פאדליאשע אין אומקום נאטיצן פון חורבן – “Lists in the Absence of Documentation of the Destruction, ” by Moshe Yosef Feigenbaum – accompanied by photographs, maps, diagrams, published by the Central Historical Committee of the Central Committee of Liberated Jews in the American Zone, Munich, 1948 – copy dedicated and signed by the author, dated 10/11/1948. Yiddish.

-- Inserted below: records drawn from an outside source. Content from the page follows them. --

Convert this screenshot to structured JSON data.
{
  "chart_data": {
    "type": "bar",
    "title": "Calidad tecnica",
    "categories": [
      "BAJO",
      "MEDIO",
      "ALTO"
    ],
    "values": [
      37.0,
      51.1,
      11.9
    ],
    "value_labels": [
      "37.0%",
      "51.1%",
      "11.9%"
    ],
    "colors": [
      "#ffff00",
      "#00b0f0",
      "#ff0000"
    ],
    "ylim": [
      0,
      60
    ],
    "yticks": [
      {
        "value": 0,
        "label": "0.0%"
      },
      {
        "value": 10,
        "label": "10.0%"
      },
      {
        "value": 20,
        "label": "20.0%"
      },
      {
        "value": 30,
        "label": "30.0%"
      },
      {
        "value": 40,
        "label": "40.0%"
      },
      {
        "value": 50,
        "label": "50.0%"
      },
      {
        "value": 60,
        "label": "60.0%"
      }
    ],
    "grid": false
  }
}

Notes made by the author during the years of horror, detailing the Holocaust of Polish Jewry in cities such as Biała, Lublin, Międzyrzec, regarding the attitude of the non-Jewish population toward Jews, the activities of the Judenrat in the ghetto, the Aktionen in Lublin, the lives of partisans in the forests, the struggle for survival in the ghetto, the Nazi atrocities in Majdanek, the Holocaust of the Jews of Międzyrzec, and more. The author documents the decrees imposed on the Jews one after another: the persecution of Jews in shelters and bunkers, the manner in which the Aktionen were carried out, horrific descriptions of his good friends who were murdered seconds after he managed to escape from hiding places where he had been, horrifying descriptions of mass tortures carried out by the Nazis on Jews in the Lublin ghetto, the terrible conditions endured by Jews transported by train to the camps, the tortures in the Gestapo basements, the looting of Jewish property, the rapid depletion of the Jewish population in the ghetto, where every time he left his hiding place, he had to check who was still alive and who had not yet been deported, and more. In Feigenbaum’s notes, dozens of names of Jews and their families are mentioned, along with extensive descriptions of their fates—those who perished and those who survived, with harrowing descriptions of the suffering endured by Jews during the war years.
Moshe Yosef Feigenbaum – a Jewish author, journalist, and Holocaust survivor who primarily wrote in Yiddish. Born in Poland, he was raised in a traditional Jewish environment, with Yiddish as his mother tongue. During World War II, Feigenbaum personally experienced the horrors of the Holocaust, losing many of his family and friends. As one of the initiators and founders of the Central Historical Committee of the Central Committee of Liberated Jews in the American Zone in Germany, he dedicated his life to documenting the Holocaust and preserving the memory of the victims.
VIII, 355 pages. Light wear on the cover. Good condition.